In a complete victory for the government, U.S. District Court Judge Charles W. Joiner rejected charges that the informer, Gary Thomas Rowe, fired the fatal shot or at least prompted the other Klansmen to do so.
"Rowe did not kill, nor did he do or say things causing others to kill," Joiner held in a 14-page opinion. "He was there to provide information and his failure to take steps to stop the planned violence by uncovering himself and aborting his mission cannot place liability on the government."
The Liuzzo family and their lawyers were stunned. The slain woman's five children had filed the $2 million lawsuit four years ago and the judge had repeatedly rebuffed government attempts to dismiss it. Joiner heard eight days of testimony at a non-jury trial earlier this year and had been weighing a ruling since April 1.

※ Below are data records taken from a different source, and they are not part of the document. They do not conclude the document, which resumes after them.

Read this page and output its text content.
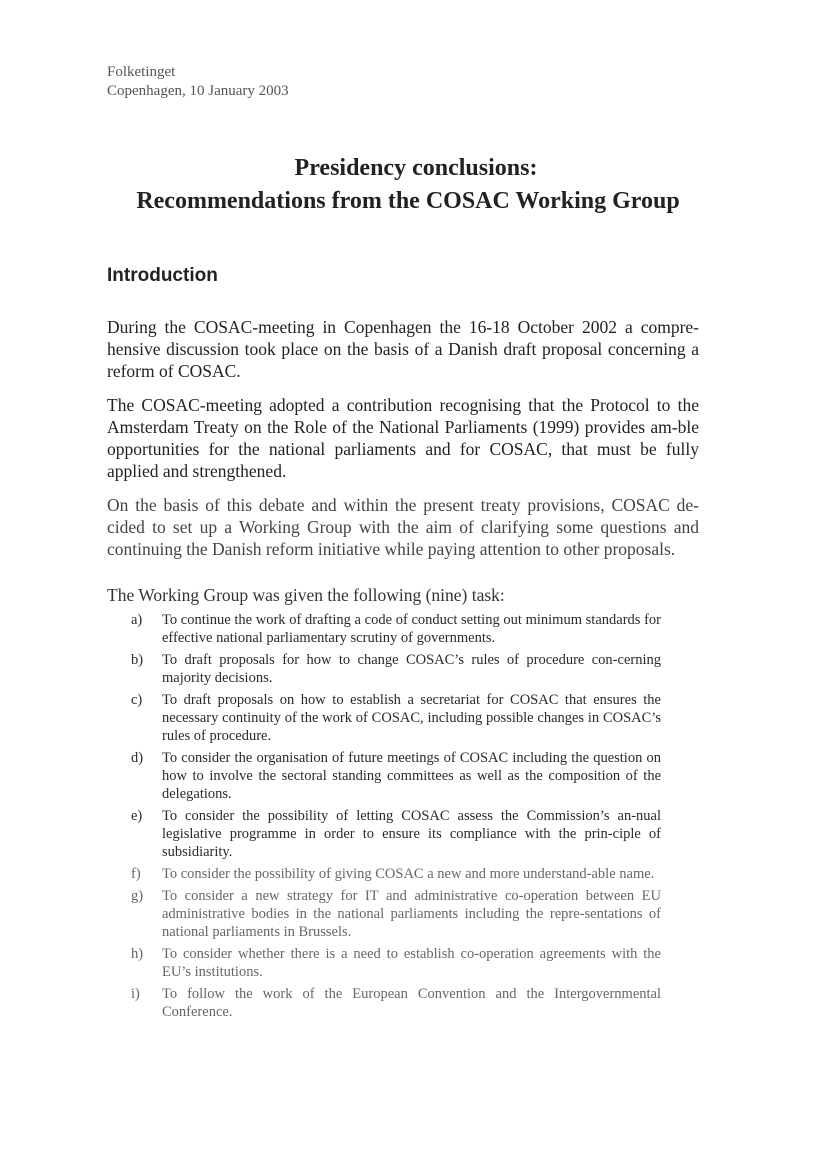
Folketinget
Copenhagen, 10 January 2003
Presidency conclusions:
Recommendations from the COSAC Working Group
Introduction
During the COSAC-meeting in Copenhagen the 16-18 October 2002 a compre-hensive discussion took place on the basis of a Danish draft proposal concerning a reform of COSAC.
The COSAC-meeting adopted a contribution recognising that the Protocol to the Amsterdam Treaty on the Role of the National Parliaments (1999) provides am-ble opportunities for the national parliaments and for COSAC, that must be fully applied and strengthened.
On the basis of this debate and within the present treaty provisions, COSAC de-cided to set up a Working Group with the aim of clarifying some questions and continuing the Danish reform initiative while paying attention to other proposals.
The Working Group was given the following (nine) task:
a) To continue the work of drafting a code of conduct setting out minimum standards for effective national parliamentary scrutiny of governments.
b) To draft proposals for how to change COSAC’s rules of procedure con-cerning majority decisions.
c) To draft proposals on how to establish a secretariat for COSAC that ensures the necessary continuity of the work of COSAC, including possible changes in COSAC’s rules of procedure.
d) To consider the organisation of future meetings of COSAC including the question on how to involve the sectoral standing committees as well as the composition of the delegations.
e) To consider the possibility of letting COSAC assess the Commission’s an-nual legislative programme in order to ensure its compliance with the prin-ciple of subsidiarity.
f) To consider the possibility of giving COSAC a new and more understand-able name.
g) To consider a new strategy for IT and administrative co-operation between EU administrative bodies in the national parliaments including the repre-sentations of national parliaments in Brussels.
h) To consider whether there is a need to establish co-operation agreements with the EU’s institutions.
i) To follow the work of the European Convention and the Intergovernmental Conference.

The family's chief counsel, Dean Robb, was so optimistic he had even prepared a release hailing the expected "victory for the children of Viola Liuzzo."
Mrs. Liuzzo, 39, a white housewife from Detroit, was shot to death in Alabama on the night of March 25, 1965, after a freedom march earlier that day from Selma to Montgomery. She was driving her 1963 Oldsmobile along U.S. Highway 80 when at least five shots were fired from a passing car in which Rowe and three other Klansmen were riding.
After an unsuccessful round of state prosecutions and indictments, the other Klansmen--Collie Leroy Wilkins, Eugene Thomas and William C. Eaton--were all convicted on federal charges of conspiring to violate Mrs. Liuzzo's civil rights. Eaton died of an apparent heart attack in 1966. Wilkins and Thomas served six years each, and later began pointing accusing fingers at Rowe.
A paid informer for the FBI from 1960 to 1965 and its "ace in the hole" inside the Ku Klux Klan, Rowe served a stint as the head of a Birmingham klavern's so-called "action squad" and he has publicly admitted helping to beat up black bus riders. But he always denied shooting at Mrs. Liuzzo and said he only pretended to do so. He maintained that Wilkins and Eaton shot at her car and that Thomas, who was driving, egged them on.
At the negligence trial here, both Wilkins (on videotape) and Thomas testified that Rowe had urged pursuit of Mrs. Liuzzo's car and that Rowe fired the fatal shot. A polygraph expert testified that in his opinion, the two Klansmen were telling the truth.
Judge Joiner held otherwise. He said Wilkins "is not a believable witness." As for Thomas, the judge added, his testimony "was sharply impeached" by his former wife who "testified that Thomas told her that Wilkins shot Mrs. Liuzzo at his direction."
Convinced that "Rowe did not shoot Mrs. Liuzzo" and that he actually tried to "defuse the situation without blowing his cover," the court said that the only other issue was whether FBI agents were negligent in directing Rowe to accompany the Klansmen. Describing Rowe as "a good informer, perhaps the best informer in the whole area . . . and trusted by the Klan leadership," the judge found no fault with the assignment.
Two of Mrs. Liuzzo's children, Sally, 24, and Anthony, 28, were plainly shocked when they read the decision. Sally, who said she was 6 when her mother was killed, began weeping. Anthony kept shaking his head. Later, at a news conference, he denounced Rowe as a "thug" who was "let loose by the FBI."
Robb said the opinion illustrated to him the need for amending the Federal Tort Claims Act to allow jury trials in such cases. Co-counsel Jeff Long protested that the ruling ignored the question of what restrictions the government is obliged to place on its informers. The two lawyers said an appeal will be considered.